By Hanno Brink, Machine Learning Engineer at Synthesis
There are a plethora of technologies for companies to choose from that can add value, increase competitiveness and improve business processes. The point is to choose correctly rather than getting lost in the lingo.
When it comes to cutting edge Artificial Intelligence (AI) and Machine Learning (ML) research, there have been many exciting and well publicised breakthroughs. An example of this is the new GPT3 model that has been causing quite a stir with its text generation abilities. It even seems to be capable of generating code snippets from only a brief description of what the functionality should look like. There are also reinforcement learning agents learning to beat masters of many games without the need for any human input. These breakthroughs are very exciting, but when it comes to the type of advances that organisations care about, there is a whole range of new trends that organisations, entrepreneurs and technical personnel can capitalise on.
ML and AI have been proposed as the tools that every organisation needs to embrace to stay competitive. Many organisations started adopting these technologies for specific use cases such as document validation, email routing, sentiment analysis, data pipeline monitoring, and some compliance and fraud detection tasks. AI can also enable businesses to perform tasks and deliver services that would not have been possible or feasible before the advent of AI technologies. Examples of this include the use of Natural Language Processing (NLP) and chatbots for increased customer engagement, customer base segmentation, churn prediction, hyper personalisation, and fraud detection.
A few organisations have learnt hard lessons with unsuccessful data projects and a few data projects have started adding exponential value. The technology is slowly being understood and the hype is slowly dying. This hype is now being replaced by a true understanding of the cost and limitations of these technologies. This is driving the adoption of technologies that are fundamental to building a solid foundation for improved Business Intelligence (BI), ML and AI adoption. One of the most pressing issues that organisations are addressing is the question of data ingestion and storage at scale. This is being solved by the building of data pipelines that transform raw data and feed it into data lakes, used to store data in a suitable place and format for further analysis.
Once the foundations are in place, organisations are addressing the maintainability issues of ML projects by making ML-Ops a key focus in their implementation of advanced algorithms, as a comprehensive ML-Ops capability provides an easy way to collect, prepare and store training data, iteratively train large ML models, detect model drift and version control models and training data. Many companies have created tools to address these issues, and a shortage of skills in this area makes this an exciting area to keep an eye on.
The high cost of development has led to a decline in the eagerness with which organisations are looking to build bespoke deep learning models for custom ML tasks. This brings us to the other interesting trend that is taking place, namely the use of pre-trained models and “AI as a service” offerings for common ML and AI tasks such as image analysis, document understanding, speech-to-text and many more. Since these tasks require an immense amount of data and fine-tuning to get a performant model, it makes sense to use an existing solution rather than having to build your own.

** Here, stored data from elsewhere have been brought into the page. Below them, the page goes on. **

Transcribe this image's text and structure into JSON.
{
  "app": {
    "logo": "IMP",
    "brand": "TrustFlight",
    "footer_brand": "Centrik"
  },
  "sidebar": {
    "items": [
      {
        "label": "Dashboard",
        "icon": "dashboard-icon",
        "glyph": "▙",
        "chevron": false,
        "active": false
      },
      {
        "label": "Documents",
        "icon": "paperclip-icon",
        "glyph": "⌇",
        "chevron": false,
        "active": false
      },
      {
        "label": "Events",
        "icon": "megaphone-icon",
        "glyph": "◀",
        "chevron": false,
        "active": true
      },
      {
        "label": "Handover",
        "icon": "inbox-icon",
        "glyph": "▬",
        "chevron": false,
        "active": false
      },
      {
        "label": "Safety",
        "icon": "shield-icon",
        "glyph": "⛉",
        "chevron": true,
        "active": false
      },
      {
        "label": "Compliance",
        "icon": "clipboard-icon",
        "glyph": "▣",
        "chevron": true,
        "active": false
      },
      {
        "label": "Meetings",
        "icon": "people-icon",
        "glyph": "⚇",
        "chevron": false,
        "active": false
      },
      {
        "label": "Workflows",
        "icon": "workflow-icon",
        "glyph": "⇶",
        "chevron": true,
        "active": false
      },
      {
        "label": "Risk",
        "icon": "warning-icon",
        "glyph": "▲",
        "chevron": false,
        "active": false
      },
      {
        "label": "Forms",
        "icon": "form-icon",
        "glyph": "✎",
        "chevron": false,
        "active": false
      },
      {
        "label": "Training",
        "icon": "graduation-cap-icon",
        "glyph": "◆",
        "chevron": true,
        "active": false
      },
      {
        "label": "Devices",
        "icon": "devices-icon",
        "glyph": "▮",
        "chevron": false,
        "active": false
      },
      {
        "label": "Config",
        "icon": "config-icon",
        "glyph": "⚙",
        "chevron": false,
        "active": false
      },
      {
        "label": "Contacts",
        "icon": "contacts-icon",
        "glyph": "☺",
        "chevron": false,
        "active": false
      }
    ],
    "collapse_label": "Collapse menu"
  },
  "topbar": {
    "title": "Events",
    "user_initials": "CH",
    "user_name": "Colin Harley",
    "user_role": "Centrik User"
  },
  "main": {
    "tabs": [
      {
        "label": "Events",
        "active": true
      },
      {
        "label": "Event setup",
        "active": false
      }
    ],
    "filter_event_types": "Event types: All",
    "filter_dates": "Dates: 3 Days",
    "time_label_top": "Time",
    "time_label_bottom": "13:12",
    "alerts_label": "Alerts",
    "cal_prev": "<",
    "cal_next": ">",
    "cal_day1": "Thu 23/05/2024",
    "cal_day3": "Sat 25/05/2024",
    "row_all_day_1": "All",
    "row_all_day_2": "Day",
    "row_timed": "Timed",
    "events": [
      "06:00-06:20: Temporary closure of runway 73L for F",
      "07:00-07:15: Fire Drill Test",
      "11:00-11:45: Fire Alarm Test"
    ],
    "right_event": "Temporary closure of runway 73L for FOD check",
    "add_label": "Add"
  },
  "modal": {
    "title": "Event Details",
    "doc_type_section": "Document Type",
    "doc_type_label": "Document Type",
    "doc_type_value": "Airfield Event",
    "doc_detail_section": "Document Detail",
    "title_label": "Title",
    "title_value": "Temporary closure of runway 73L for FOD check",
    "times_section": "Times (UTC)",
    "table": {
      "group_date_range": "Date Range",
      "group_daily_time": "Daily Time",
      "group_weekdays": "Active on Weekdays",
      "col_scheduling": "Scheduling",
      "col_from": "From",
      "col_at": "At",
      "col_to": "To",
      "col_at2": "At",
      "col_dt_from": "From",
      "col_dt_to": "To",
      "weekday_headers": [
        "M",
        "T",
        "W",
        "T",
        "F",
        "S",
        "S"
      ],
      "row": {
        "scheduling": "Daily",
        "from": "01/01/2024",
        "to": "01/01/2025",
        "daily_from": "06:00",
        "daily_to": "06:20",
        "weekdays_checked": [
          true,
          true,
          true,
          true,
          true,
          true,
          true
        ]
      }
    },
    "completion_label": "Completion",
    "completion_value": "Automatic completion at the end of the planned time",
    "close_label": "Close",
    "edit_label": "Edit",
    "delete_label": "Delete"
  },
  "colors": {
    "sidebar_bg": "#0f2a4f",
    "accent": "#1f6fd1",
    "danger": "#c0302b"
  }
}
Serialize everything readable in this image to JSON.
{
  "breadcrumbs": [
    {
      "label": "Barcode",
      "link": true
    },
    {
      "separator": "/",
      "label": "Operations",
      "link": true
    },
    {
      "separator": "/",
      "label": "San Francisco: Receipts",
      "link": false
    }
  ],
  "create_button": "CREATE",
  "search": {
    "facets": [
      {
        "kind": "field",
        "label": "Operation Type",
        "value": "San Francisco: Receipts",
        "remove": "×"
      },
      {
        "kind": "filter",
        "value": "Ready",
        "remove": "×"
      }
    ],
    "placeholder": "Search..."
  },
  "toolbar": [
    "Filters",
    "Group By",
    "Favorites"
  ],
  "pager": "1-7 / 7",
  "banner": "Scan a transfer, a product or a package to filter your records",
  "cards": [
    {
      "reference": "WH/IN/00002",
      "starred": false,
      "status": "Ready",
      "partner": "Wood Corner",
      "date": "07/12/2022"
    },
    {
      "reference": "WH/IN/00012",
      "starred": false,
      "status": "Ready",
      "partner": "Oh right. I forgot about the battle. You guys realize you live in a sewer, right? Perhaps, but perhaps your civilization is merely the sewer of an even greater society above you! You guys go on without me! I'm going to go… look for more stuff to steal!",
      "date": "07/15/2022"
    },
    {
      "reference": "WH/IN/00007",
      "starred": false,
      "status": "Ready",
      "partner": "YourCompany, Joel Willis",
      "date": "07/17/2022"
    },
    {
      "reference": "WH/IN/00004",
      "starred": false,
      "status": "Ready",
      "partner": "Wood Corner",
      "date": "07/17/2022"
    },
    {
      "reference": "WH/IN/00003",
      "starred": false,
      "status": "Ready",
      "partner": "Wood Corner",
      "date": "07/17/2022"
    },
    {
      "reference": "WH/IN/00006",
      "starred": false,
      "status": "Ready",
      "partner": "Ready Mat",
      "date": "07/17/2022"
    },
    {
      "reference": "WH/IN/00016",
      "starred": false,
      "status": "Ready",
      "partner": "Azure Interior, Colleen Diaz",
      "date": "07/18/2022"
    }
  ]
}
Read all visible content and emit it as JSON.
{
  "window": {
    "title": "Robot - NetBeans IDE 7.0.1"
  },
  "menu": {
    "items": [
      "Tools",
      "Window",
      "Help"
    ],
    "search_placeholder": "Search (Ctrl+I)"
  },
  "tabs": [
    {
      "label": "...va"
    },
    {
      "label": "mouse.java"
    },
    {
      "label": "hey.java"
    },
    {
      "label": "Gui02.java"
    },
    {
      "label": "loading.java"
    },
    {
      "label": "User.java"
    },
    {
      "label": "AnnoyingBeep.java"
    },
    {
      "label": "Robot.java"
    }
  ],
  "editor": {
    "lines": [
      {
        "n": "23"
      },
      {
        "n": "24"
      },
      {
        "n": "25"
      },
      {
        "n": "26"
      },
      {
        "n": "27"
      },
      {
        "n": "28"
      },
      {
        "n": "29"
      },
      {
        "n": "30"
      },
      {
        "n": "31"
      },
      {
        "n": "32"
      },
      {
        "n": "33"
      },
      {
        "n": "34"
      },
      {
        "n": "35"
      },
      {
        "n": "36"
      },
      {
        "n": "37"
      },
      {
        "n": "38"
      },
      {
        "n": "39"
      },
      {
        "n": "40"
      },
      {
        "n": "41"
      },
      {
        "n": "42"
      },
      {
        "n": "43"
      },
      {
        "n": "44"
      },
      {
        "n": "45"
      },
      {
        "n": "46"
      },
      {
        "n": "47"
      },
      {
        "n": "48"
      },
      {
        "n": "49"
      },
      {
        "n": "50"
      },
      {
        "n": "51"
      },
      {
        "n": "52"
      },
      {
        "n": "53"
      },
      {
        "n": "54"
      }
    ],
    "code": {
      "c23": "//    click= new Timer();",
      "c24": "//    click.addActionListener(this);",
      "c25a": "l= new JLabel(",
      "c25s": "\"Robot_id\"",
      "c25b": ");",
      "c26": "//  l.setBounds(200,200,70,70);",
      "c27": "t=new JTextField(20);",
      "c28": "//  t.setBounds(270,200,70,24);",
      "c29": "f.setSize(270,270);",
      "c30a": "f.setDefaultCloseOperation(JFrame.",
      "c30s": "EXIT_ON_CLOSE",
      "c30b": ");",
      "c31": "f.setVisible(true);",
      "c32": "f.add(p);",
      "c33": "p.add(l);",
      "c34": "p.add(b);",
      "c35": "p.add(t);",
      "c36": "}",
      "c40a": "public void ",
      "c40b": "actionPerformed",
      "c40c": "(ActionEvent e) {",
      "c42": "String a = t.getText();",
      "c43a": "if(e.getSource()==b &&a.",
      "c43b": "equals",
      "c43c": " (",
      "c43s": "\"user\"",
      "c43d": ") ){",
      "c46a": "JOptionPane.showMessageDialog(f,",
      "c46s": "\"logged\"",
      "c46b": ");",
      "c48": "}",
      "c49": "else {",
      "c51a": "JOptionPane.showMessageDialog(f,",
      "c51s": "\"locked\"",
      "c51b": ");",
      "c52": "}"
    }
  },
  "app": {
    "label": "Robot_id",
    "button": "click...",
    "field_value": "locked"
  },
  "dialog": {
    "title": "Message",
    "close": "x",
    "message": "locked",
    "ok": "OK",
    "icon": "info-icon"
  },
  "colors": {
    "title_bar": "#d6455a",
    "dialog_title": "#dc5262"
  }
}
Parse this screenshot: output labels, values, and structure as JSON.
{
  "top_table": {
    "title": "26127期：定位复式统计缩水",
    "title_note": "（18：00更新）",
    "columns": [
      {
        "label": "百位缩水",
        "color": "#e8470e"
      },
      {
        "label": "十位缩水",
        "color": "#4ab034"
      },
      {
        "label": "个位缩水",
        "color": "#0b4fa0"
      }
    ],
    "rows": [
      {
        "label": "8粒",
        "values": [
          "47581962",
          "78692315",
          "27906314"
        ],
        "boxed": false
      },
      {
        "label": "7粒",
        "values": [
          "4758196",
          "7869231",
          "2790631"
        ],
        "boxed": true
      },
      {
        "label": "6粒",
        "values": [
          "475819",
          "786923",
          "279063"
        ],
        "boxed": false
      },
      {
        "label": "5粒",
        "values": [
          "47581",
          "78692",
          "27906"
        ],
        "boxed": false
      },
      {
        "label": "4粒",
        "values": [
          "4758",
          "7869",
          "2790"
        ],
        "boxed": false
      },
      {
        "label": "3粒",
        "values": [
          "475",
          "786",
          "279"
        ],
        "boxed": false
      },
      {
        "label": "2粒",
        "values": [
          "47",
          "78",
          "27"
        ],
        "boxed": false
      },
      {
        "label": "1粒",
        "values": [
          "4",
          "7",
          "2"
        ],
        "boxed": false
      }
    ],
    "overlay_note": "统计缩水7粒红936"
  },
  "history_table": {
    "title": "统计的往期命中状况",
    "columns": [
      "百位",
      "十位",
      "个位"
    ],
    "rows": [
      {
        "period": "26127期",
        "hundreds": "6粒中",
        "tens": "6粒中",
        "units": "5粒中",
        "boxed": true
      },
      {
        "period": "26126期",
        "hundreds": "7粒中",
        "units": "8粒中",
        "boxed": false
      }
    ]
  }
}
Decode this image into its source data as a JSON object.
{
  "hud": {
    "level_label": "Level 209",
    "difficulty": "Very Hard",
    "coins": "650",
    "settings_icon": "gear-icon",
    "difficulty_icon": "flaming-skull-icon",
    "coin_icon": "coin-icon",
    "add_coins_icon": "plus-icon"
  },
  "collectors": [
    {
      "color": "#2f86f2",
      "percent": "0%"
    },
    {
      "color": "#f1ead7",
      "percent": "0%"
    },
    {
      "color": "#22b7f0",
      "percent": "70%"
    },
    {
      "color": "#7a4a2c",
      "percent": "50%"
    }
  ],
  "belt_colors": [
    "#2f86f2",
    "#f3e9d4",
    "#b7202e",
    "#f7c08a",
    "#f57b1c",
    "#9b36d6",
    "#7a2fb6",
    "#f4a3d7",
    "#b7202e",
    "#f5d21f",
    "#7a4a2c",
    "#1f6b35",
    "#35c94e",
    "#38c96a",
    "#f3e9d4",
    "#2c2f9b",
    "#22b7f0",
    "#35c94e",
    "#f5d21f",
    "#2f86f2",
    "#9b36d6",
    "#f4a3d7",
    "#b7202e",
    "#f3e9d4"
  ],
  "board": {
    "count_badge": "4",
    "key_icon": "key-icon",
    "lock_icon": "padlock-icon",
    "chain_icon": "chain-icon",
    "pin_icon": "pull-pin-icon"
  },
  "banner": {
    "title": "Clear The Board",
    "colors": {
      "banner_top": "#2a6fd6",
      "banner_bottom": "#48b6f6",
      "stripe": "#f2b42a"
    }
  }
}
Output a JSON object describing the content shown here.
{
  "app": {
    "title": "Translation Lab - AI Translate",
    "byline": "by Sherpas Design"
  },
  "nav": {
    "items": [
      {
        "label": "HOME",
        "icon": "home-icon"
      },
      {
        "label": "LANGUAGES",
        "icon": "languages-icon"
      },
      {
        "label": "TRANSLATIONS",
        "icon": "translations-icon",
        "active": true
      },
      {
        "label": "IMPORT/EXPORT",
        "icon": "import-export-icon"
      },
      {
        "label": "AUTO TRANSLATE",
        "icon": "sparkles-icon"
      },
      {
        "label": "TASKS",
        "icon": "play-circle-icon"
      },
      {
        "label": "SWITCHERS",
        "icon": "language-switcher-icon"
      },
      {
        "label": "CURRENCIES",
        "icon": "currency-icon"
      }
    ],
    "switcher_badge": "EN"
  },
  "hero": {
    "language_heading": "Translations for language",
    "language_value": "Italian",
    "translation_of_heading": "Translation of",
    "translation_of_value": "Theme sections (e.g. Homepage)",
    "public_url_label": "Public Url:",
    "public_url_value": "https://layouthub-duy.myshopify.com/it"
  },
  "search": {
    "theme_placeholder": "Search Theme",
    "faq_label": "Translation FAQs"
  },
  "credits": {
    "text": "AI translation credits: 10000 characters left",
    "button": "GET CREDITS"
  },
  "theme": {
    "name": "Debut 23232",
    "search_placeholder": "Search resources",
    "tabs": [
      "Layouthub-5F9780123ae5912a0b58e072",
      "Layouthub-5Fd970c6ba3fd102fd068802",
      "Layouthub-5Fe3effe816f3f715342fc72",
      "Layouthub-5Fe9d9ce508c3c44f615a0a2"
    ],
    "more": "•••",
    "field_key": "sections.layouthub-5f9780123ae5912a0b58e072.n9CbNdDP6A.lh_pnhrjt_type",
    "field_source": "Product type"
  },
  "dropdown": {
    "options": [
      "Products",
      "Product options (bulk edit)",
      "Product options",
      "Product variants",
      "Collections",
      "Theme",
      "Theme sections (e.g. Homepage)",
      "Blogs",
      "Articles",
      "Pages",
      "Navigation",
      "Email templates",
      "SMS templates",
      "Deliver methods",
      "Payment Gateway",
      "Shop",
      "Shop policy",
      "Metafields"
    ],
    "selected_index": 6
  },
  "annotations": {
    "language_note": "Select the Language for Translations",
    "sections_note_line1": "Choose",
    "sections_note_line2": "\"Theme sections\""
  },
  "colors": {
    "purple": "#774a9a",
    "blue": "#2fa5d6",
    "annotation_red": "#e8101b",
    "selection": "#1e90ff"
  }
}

One final trend in the AI/ML space is the rise of ML platforms as a service, where with very little time and infrastructure investment, organisations can provide their own data and requirements to the ML platform and very quickly iterate over model and data versions without the need to build the entire workflow from scratch.
As these technologies mature, the landscape is becoming more complex, and the thinking more nuanced. We can therefore look forward to many innovations in this space.